As data from Irish Rail shows, there is a clear appetite for train travel along the commuter lines in Cork.
Compared with 2019, customer journeys have increased on all three commuter lines in Cork. By this summer, Irish Rail expects to carry more passengers on its Cork lines than it did during all of 2019.
As Ms Love said, increasing frequency and cutting fares by 50% on the Cork to Mallow line, which it did in the summer of 2022, has helped.
Not full steam ahead
There is, however, ample reason for scepticism.
If history shows us anything about the development - or lack thereof - of the rail network in Cork, it’s that there is a huge gulf between grand plans and delivery.
Just last week, the issue was raised in the Dáil when Green Party TD Neasa Hourigan asked the Minister for Housing, Local Government and Heritage if delays at An Bord Pleanála would affect projects under the Cork area commuter rail programme in meeting deadlines for European and other funding opportunities.
Green Party Councillor Oliver Moran is also raising the matter as one of his motions in tonight’s monthly City Council meeting.
His concern is that hold-ups at An Bord Pleanála could have a knock-on effect resulting in Irish Rail missing funding deadlines.
“From speaking informally to people in Irish Rail, I think it's taken as a given that the level of investment that's now happening all-but-guarantees the re-opening of stations at Blarney and Blackpool in this decade,” Cllr Moran told Tripe+Drisheen.
“However, a new station at Tivoli is based on the Port of Cork moving to Ringaskiddy and the current docklands being used for housing, which is at least 10 years away,” he added.
Cllr Moran said it’s “frustrating that the commitment to re-opening the stations is in the next financial envelope of the project, after 2026. It means officials can't formally give that commitment, but common sense says no-one would put that much money to enable something and then not build the stations.”
However, while he thinks that the operational and political will is evident, his concern is that delays in the planning process at An Bord Pleanála could hamper funding, which he said would be a “disaster.”
Opening new stations will transform the landscape of Cork, said Ciarán Meers, founding member of Cork Commuter Coalition, a group advocating for better public transport in Cork city and county.
A new station at "Tivoli will allow for new urban neighborhoods, while long-awaited stations in Blackpool and Blarney will provide connectivity within the city where it has been seriously lacking," Mr Meers said, adding that the new station network should complement the redesigned bus network as part of BusConnects.
But Mr Meers, too, sounded a note of cautious optimism, noting that "many past train station projects have spent years languishing in the planning stage, so it's no wonder that there's little trust until they actually materialise."
He also highlighted that even when new stations do come online, it's imperative that they adhere to principles of good design and universal access.
Ms Love said that investment in rail needs to keep pace with population projections for Cork.
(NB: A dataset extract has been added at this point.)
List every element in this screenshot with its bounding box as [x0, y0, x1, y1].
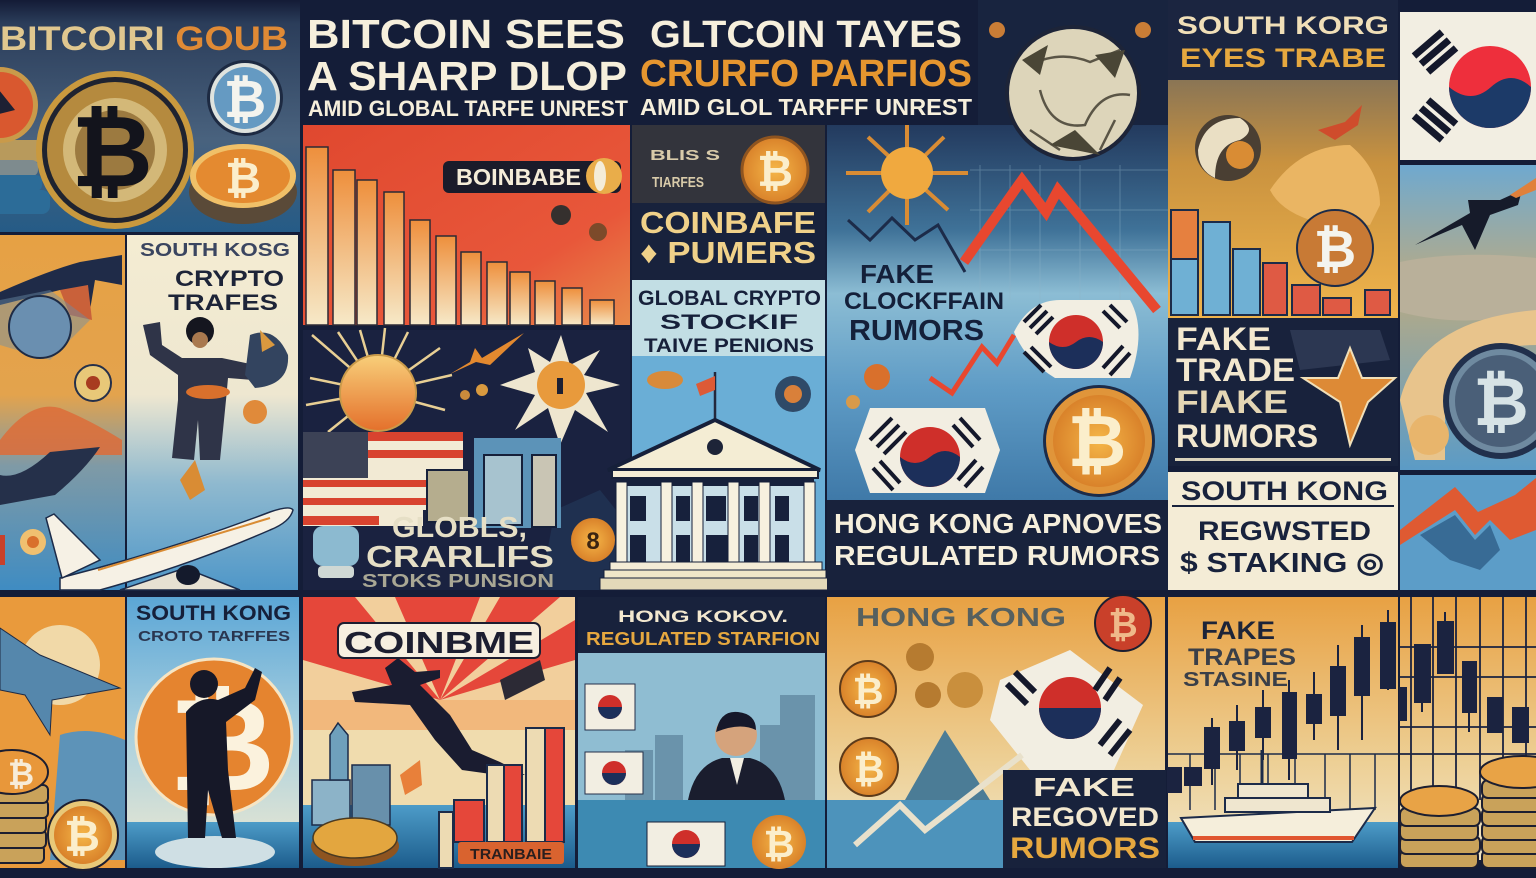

According to CMATS forecasting, Cork will be the fastest-growing city region in Ireland, with a projected 50% to 60% increase in its population in the period up to 2040.
"We need to respond to that, and the transport system is at capacity (in Cork)," Ms Love said.
"So, I think this is essential, and there's a real push, I think, for this to happen and to improve our network and to make rail more attractive and public transport more appealing to people."